If you select an immediate annuity, you must be at least 57 years old and have at least 5 years of service credit. If you do not satisfy these age and service requirements when your employment terminates, then you may select a deferred annuity that makes payments to begin later; there is no minimum age required for this selection. For additional information about retirement benefits, see the OPM website.

The lump-sum option-you will receive a one-time payment for your lifetime, based on your age at retirement and years of service credit. If you are at least 50 years old with 20 or more years of government service, then this amount is increased by about 25%. You can choose to have your lump sum paid in a series of instalment payments over periods up to five years.

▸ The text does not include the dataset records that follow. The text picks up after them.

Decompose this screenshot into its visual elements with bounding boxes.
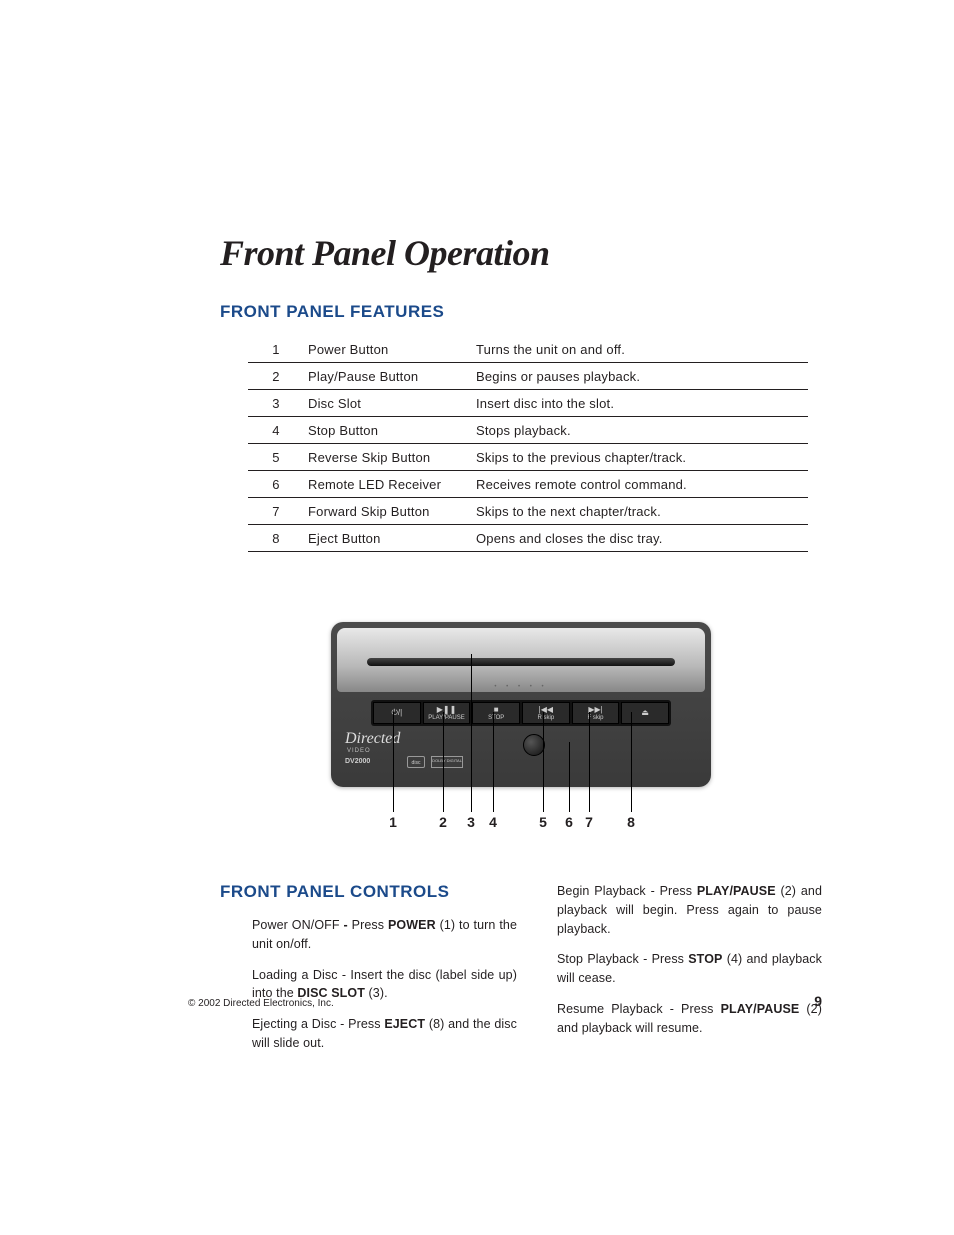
button-symbol-icon: |◀◀	[539, 706, 553, 714]
callout-label: 6	[565, 814, 573, 830]
callout-label: 7	[585, 814, 593, 830]
callout-line	[471, 654, 472, 812]
table-row: 1Power ButtonTurns the unit on and off.	[248, 336, 808, 363]
device-model: DV2000	[345, 758, 370, 765]
feature-number: 6	[248, 471, 304, 498]
device-brand-sub: VIDEO	[347, 748, 371, 754]
footer-copyright: © 2002 Directed Electronics, Inc.	[188, 998, 334, 1009]
feature-name: Eject Button	[304, 525, 472, 552]
indicator-dots: • • • • •	[494, 684, 547, 690]
button-symbol-icon: ⏏	[641, 709, 649, 717]
callout-layer: 1 2 34 5 67 8	[331, 782, 711, 852]
control-paragraph: Begin Playback - Press PLAY/PAUSE (2) an…	[557, 882, 822, 938]
feature-name: Disc Slot	[304, 390, 472, 417]
feature-desc: Insert disc into the slot.	[472, 390, 808, 417]
callout-label: 1	[389, 814, 397, 830]
table-row: 2Play/Pause ButtonBegins or pauses playb…	[248, 363, 808, 390]
table-row: 6Remote LED ReceiverReceives remote cont…	[248, 471, 808, 498]
table-row: 4Stop ButtonStops playback.	[248, 417, 808, 444]
table-row: 3Disc SlotInsert disc into the slot.	[248, 390, 808, 417]
feature-name: Remote LED Receiver	[304, 471, 472, 498]
feature-number: 1	[248, 336, 304, 363]
button-symbol-icon: ▶▶|	[588, 706, 602, 714]
control-paragraph: Power ON/OFF - Press POWER (1) to turn t…	[252, 916, 517, 954]
callout-line	[589, 712, 590, 812]
device-button: ■STOP	[472, 702, 520, 724]
feature-desc: Skips to the previous chapter/track.	[472, 444, 808, 471]
button-symbol-icon: ■	[494, 706, 499, 714]
feature-number: 3	[248, 390, 304, 417]
disc-slot-graphic	[367, 658, 675, 666]
button-label: STOP	[488, 715, 504, 721]
controls-columns: Power ON/OFF - Press POWER (1) to turn t…	[220, 916, 822, 1065]
device-button: ▶❚❚PLAY/PAUSE	[423, 702, 471, 724]
controls-right-column: Begin Playback - Press PLAY/PAUSE (2) an…	[557, 882, 822, 1065]
controls-section: FRONT PANEL CONTROLS Power ON/OFF - Pres…	[220, 882, 822, 1065]
feature-name: Stop Button	[304, 417, 472, 444]
features-heading: FRONT PANEL FEATURES	[220, 302, 822, 322]
callout-label: 3	[467, 814, 475, 830]
callout-line	[443, 712, 444, 812]
feature-name: Power Button	[304, 336, 472, 363]
feature-number: 7	[248, 498, 304, 525]
callout-line	[393, 712, 394, 812]
control-paragraph: Stop Playback - Press STOP (4) and playb…	[557, 950, 822, 988]
disc-logo-icon: disc	[407, 756, 425, 768]
dolby-logo-icon: DOLBY DIGITAL	[431, 756, 463, 768]
dvd-player-illustration: • • • • • ⏻/|▶❚❚PLAY/PAUSE■STOP|◀◀R skip…	[331, 622, 711, 787]
page-number: 9	[814, 993, 822, 1009]
feature-desc: Begins or pauses playback.	[472, 363, 808, 390]
feature-number: 4	[248, 417, 304, 444]
feature-name: Play/Pause Button	[304, 363, 472, 390]
features-table: 1Power ButtonTurns the unit on and off.2…	[248, 336, 808, 552]
controls-left-column: Power ON/OFF - Press POWER (1) to turn t…	[220, 916, 517, 1065]
document-page: Front Panel Operation FRONT PANEL FEATUR…	[0, 0, 954, 1235]
callout-line	[631, 712, 632, 812]
feature-desc: Opens and closes the disc tray.	[472, 525, 808, 552]
callout-label: 8	[627, 814, 635, 830]
page-footer: © 2002 Directed Electronics, Inc. 9	[188, 993, 822, 1009]
device-button: |◀◀R skip	[522, 702, 570, 724]
callout-line	[543, 712, 544, 812]
button-symbol-icon: ▶❚❚	[437, 706, 457, 714]
callout-line	[493, 712, 494, 812]
feature-name: Forward Skip Button	[304, 498, 472, 525]
device-button-bar: ⏻/|▶❚❚PLAY/PAUSE■STOP|◀◀R skip▶▶|F skip⏏	[371, 700, 671, 726]
table-row: 8Eject ButtonOpens and closes the disc t…	[248, 525, 808, 552]
feature-desc: Turns the unit on and off.	[472, 336, 808, 363]
feature-name: Reverse Skip Button	[304, 444, 472, 471]
callout-label: 5	[539, 814, 547, 830]
button-label: PLAY/PAUSE	[428, 715, 464, 721]
led-receiver-graphic	[523, 734, 545, 756]
device-figure: • • • • • ⏻/|▶❚❚PLAY/PAUSE■STOP|◀◀R skip…	[331, 622, 711, 852]
page-title: Front Panel Operation	[220, 232, 554, 274]
callout-label: 4	[489, 814, 497, 830]
callout-line	[569, 742, 570, 812]
feature-number: 5	[248, 444, 304, 471]
feature-desc: Receives remote control command.	[472, 471, 808, 498]
feature-desc: Stops playback.	[472, 417, 808, 444]
feature-number: 2	[248, 363, 304, 390]
device-button: ⏻/|	[373, 702, 421, 724]
control-paragraph: Ejecting a Disc - Press EJECT (8) and th…	[252, 1015, 517, 1053]
feature-desc: Skips to the next chapter/track.	[472, 498, 808, 525]
callout-label: 2	[439, 814, 447, 830]
device-button: ▶▶|F skip	[572, 702, 620, 724]
device-fascia: • • • • •	[337, 628, 705, 692]
table-row: 5Reverse Skip ButtonSkips to the previou…	[248, 444, 808, 471]
button-label: R skip	[538, 715, 555, 721]
table-row: 7Forward Skip ButtonSkips to the next ch…	[248, 498, 808, 525]
feature-number: 8	[248, 525, 304, 552]
title-row: Front Panel Operation	[220, 232, 822, 274]
device-button: ⏏	[621, 702, 669, 724]
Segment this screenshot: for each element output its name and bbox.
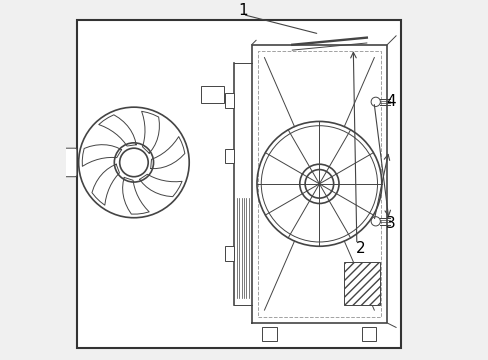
Bar [362,327,376,341]
Polygon shape [122,177,149,214]
Circle shape [370,217,380,226]
Bar [224,93,233,108]
Text: 4: 4 [385,94,395,109]
FancyBboxPatch shape [200,86,224,103]
Polygon shape [142,111,159,153]
Bar [262,327,276,341]
Bar [224,246,233,261]
Text: 2: 2 [355,240,365,256]
Circle shape [370,97,380,107]
FancyBboxPatch shape [61,148,77,177]
Bar [224,149,233,163]
FancyBboxPatch shape [55,156,63,168]
Polygon shape [150,136,184,168]
Polygon shape [99,115,136,146]
Polygon shape [140,174,182,197]
Polygon shape [82,145,121,166]
Bar [344,262,379,305]
Text: 1: 1 [238,3,247,18]
Text: 3: 3 [385,216,395,231]
Polygon shape [92,164,119,205]
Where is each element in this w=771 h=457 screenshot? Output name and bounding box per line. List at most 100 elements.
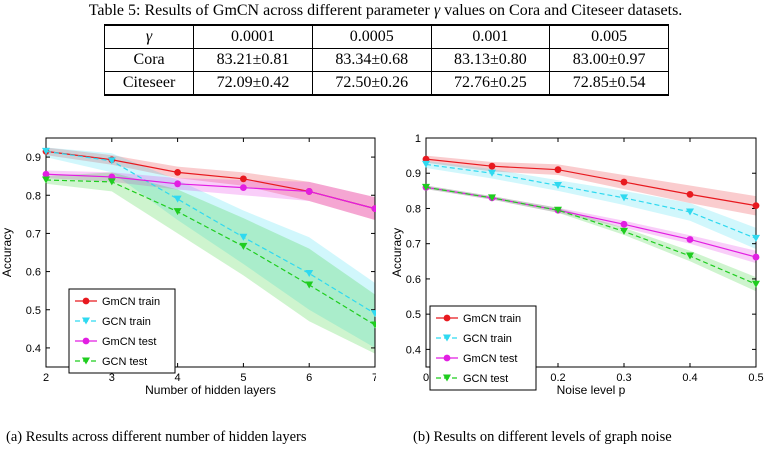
marker-gcn_train [42, 147, 50, 155]
axes-frame [425, 137, 757, 368]
marker-gcn_test [686, 252, 694, 260]
legend-label: GCN test [463, 373, 508, 385]
marker-gcn_test [371, 321, 376, 329]
x-tick-label: 3 [109, 372, 115, 384]
table-cell: 83.13±0.80 [430, 48, 551, 72]
y-axis-label: Accuracy [392, 228, 404, 277]
line-gmcn_test [425, 186, 757, 258]
marker-gmcn_train [443, 314, 451, 322]
table-header-cell: 0.0005 [311, 25, 432, 49]
table-caption-prefix: Table 5: Results of GmCN across differen… [88, 2, 430, 19]
table-cell: 72.85±0.54 [549, 71, 669, 95]
table-cell: 72.09±0.42 [193, 71, 313, 95]
table-header-cell: γ [103, 25, 195, 49]
line-gmcn_train [425, 158, 757, 207]
figure-noise-level: 00.10.20.30.40.50.40.50.60.70.80.91Noise… [392, 130, 766, 426]
chart-hidden-layers: 2 3 4 5 6 7 0.4 0.5 0.6 0.7 0.8 0.9 Number of hidden… [2, 137, 376, 397]
marker-gcn_test [488, 194, 496, 202]
line-gcn_train [425, 163, 757, 239]
y-tick-label: 0.6 [26, 267, 41, 279]
marker-gmcn_train [488, 162, 496, 170]
y-tick-label: 0.9 [26, 152, 41, 164]
x-tick-label: 2 [43, 372, 49, 384]
table-cell: 83.21±0.81 [193, 48, 313, 72]
marker-gcn_test [239, 242, 248, 250]
marker-gcn_test [305, 281, 314, 289]
marker-gcn_train [752, 234, 760, 242]
table-cell: 83.00±0.97 [549, 48, 669, 72]
marker-gmcn_test [305, 188, 313, 195]
table-caption-suffix: values on Cora and Citeseer datasets. [444, 2, 683, 19]
marker-gmcn_test [42, 170, 50, 178]
y-tick-label: 0.5 [26, 305, 41, 317]
table-cell: Cora [103, 48, 195, 72]
marker-gmcn_train [554, 166, 562, 174]
y-tick-label: 0.7 [26, 228, 41, 240]
x-tick-label: 4 [175, 372, 181, 384]
marker-gcn_train [371, 310, 376, 318]
marker-gcn_train [305, 269, 314, 277]
y-tick-label: 0.8 [26, 190, 41, 202]
marker-gcn_train [620, 194, 628, 202]
x-tick-label: 0 [423, 372, 429, 384]
y-tick-label: 0.6 [406, 274, 421, 286]
x-axis-label: Number of hidden layers [145, 383, 276, 397]
marker-gcn_train [173, 195, 182, 203]
marker-gcn_test [173, 208, 182, 216]
figure-hidden-layers: 2 3 4 5 6 7 0.4 0.5 0.6 0.7 0.8 0.9 Number of hidden… [2, 130, 376, 426]
legend-label: GCN train [102, 316, 151, 328]
y-tick-label: 1 [415, 133, 421, 145]
subcaption-b: (b) Results on different levels of graph… [413, 429, 672, 445]
marker-gcn_train [422, 160, 430, 168]
marker-gcn_train [488, 169, 496, 177]
table-caption: Table 5: Results of GmCN across differen… [0, 2, 771, 20]
marker-gcn_train [239, 233, 248, 241]
marker-gmcn_test [82, 337, 90, 345]
table-header-row: γ 0.0001 0.0005 0.001 0.005 [103, 25, 669, 49]
x-axis-label: Noise level p [557, 383, 626, 397]
marker-gcn_test [107, 178, 116, 186]
marker-gcn_train [443, 334, 451, 342]
marker-gmcn_train [620, 178, 628, 186]
table-row: Citeseer 72.09±0.42 72.50±0.26 72.76±0.2… [103, 71, 669, 95]
x-tick-label: 0.2 [550, 372, 565, 384]
marker-gcn_train [82, 317, 90, 325]
axes-frame [45, 137, 376, 368]
legend-label: GCN train [463, 333, 512, 345]
marker-gmcn_train [174, 168, 182, 176]
band-gmcn_test [46, 170, 375, 221]
table-header-cell: 0.005 [549, 25, 669, 49]
marker-gmcn_test [620, 220, 628, 228]
chart-noise-level: 00.10.20.30.40.50.40.50.60.70.80.91Noise… [392, 133, 764, 397]
x-tick-label: 0.4 [682, 372, 697, 384]
marker-gmcn_test [371, 205, 376, 213]
line-gcn_test [425, 186, 757, 285]
marker-gmcn_train [82, 297, 90, 305]
y-tick-label: 0.4 [406, 344, 421, 356]
table-header-cell: 0.001 [430, 25, 551, 49]
x-tick-label: 0.5 [748, 372, 763, 384]
table-header-cell: 0.0001 [193, 25, 313, 49]
marker-gcn_train [107, 157, 116, 165]
legend-label: GCN test [102, 356, 147, 368]
band-gmcn_train [426, 155, 756, 216]
marker-gmcn_train [686, 190, 694, 198]
y-tick-label: 0.7 [406, 239, 421, 251]
y-tick-label: 0.9 [406, 168, 421, 180]
marker-gmcn_test [174, 180, 182, 188]
marker-gmcn_test [686, 236, 694, 243]
subcaption-a: (a) Results across different number of h… [6, 429, 307, 445]
y-tick-label: 0.8 [406, 203, 421, 215]
marker-gmcn_test [443, 354, 451, 362]
legend-label: GmCN test [102, 336, 156, 348]
legend-label: GmCN train [463, 313, 521, 325]
marker-gcn_train [554, 182, 562, 190]
marker-gcn_test [422, 183, 430, 191]
band-gcn_train [426, 160, 756, 249]
table-row: Cora 83.21±0.81 83.34±0.68 83.13±0.80 83… [103, 48, 669, 72]
marker-gcn_test [554, 206, 562, 214]
legend-label: GmCN test [463, 353, 517, 365]
x-tick-label: 5 [240, 372, 246, 384]
marker-gmcn_train [240, 175, 247, 183]
marker-gmcn_test [240, 184, 247, 192]
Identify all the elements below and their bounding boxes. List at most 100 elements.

What are my TSP withdrawal options?

When you leave federal service, there are tax rules that determine whether you withdraw your account balance as a single sum or over multiple instalments. For additional information about TSP withdrawal options, please see the Thrift Savings Plan website.

What is the Thrift Savings Plan?

The TSP is a type of retirement savings plan available to federal employees who want to set aside money for retirement. You can contribute part or all of your pay, with government matching funds if you are contributing at least 5% of your pay.

If I am 55 years old with 20 years of service, what benefits will I receive upon my death? What survivors’ benefits may be payable to my family?

There is no lump-sum payment for this situation. The survivor benefit consists only of an annuity payable to the eligible survivors named on an application submitted by the retired person before his/her death. A one-time survivor annuity option (SOA) provides up to 50% of the primary insurance amount (PIA) for a spouse to begin as early as age 55 or as late as 60. For additional information about survivor and retirement benefits, see the OPM website.